3 strategies emerge for charging for iPad publications
Apple has been talking to publishers about launching enhanced subscription tools for the iPad, but simply allowing subscriptions is not enough. The iPad needs a digital newsstand for newspaper and magazine sales and subscriptions.
Right now there are a number of obstacles separating the needs of publishers and the expectations of consumers regarding iPad-based publications. Apple is right in the middle of the problem and the solution.
To start, until recently it was not possible to purchase a subscription to a magazine, such as Newsweek, through iTunes. Even now, consumers can't automatically renew subscriptions; they must manually re-purchase at the end of each term.
For publishers, allowing Apple to process their iPad subscriptions means giving up 30 percent of the revenue and losing access to customer data for those readers. That makes it difficult for publications to provide free access or discounts to their current print subscribers.
And with publishers experimenting with subscription approaches, consumers face a confusing array of options. Some publications are paid downloads, some are not. Some offer subscriptions, some don't. Some sell individual issues through Apple's iTunes store, and others circumvent iTunes partially or entirely.
And, for many of these apps, it is nearly impossible to decipher what you'll pay for -- and how -- until you download and install the app.
In the last six months -- accelerating recently -- I've seen the emergence of three general subscription options for the iPad:
- App downloads and subscriptions handled through iTunes. Newsweek has taken this approach.
- App downloads via iTunes, with single copy sales handled by iTunes and subscriptions handled by the publisher. People was one of the first to offer such hybrid print/tablet access. Each issue costs $3.99 in iTunes, but People enables print subscribers to log in to the app for free access.
- App downloads via ITunes, with subscriptions and single-issue sales handled by the publisher. The Oklahoman has taken this approach, which means Apple does not get a percentage of sales.
And within those general categories there are more, sometimes slight, variations.
For instance, the New York Post app is a paid download that includes a 30-day subscription. Renewals are handled within iTunes.

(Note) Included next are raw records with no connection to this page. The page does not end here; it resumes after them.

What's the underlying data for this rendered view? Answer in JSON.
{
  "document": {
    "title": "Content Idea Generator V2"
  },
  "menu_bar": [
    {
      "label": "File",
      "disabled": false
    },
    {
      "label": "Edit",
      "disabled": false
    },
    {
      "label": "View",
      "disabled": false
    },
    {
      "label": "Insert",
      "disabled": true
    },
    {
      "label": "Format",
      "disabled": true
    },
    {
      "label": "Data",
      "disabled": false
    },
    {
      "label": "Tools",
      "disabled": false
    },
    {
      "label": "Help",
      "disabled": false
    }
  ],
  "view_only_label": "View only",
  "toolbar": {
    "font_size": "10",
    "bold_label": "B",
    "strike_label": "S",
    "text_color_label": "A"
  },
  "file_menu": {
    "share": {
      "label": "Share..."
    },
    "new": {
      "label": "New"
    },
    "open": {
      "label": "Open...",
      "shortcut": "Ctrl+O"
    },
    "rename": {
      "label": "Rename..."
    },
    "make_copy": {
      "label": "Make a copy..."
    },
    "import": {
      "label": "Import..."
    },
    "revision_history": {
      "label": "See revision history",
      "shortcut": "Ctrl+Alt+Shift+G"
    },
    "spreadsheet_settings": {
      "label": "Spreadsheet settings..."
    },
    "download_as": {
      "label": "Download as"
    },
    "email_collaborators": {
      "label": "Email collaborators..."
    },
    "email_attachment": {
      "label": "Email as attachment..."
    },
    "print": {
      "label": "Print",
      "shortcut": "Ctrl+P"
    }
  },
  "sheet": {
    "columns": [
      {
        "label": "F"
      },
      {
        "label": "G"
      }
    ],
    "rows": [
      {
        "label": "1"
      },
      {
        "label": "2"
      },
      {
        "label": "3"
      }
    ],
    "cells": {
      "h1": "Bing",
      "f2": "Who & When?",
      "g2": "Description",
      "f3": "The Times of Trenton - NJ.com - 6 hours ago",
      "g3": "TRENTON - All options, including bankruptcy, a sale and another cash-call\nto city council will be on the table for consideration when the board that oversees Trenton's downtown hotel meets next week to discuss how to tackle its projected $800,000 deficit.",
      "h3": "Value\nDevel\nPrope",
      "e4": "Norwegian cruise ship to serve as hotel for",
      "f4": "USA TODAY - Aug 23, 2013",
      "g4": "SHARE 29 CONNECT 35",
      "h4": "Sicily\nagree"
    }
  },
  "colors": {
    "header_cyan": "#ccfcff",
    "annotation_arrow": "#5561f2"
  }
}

The Columbus Dispatch can be downloaded for free, but users must register to get access to a 14-day trial. Past that, users need a subscription, which is handled by the publisher.

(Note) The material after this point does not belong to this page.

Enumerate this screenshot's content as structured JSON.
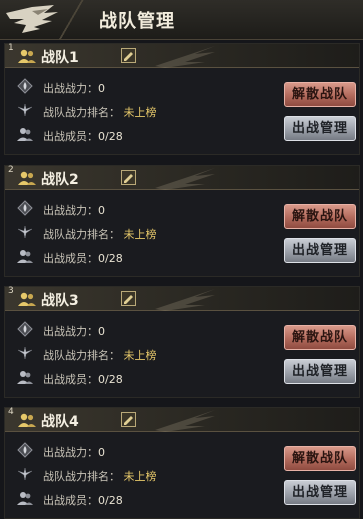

The Wall Street Journal is a free download but full access is restricted to print subscribers, also handled directly by the publisher.
And of course some publications, like USA Today, are entirely free.
What publishers and consumers need from Apple is a real digital newsstand, which would allow:
- One-stop shopping for multiple publications
- The ability to buy a single issue or subscribe
- Capability to connect print and tablet subscriptions, including any package discounts
- A central location to access purchased or downloaded publications
- Sales via iTunes or a publisher's own circulation system, with royalties adjusted appropriately
Publishers still would be able to set their own prices for single copy and subscription sales. And they could still have apps that include archives of their publications. Customers would have an easier time finding publications that interest them and figuring out what they cost.
It is easy to forget that only a year ago tablets were still a distant vision for most publishers. But 4 million iPad sales later, it is time for Apple, and the publishing industry, to figure this thing out to everyone's benefit.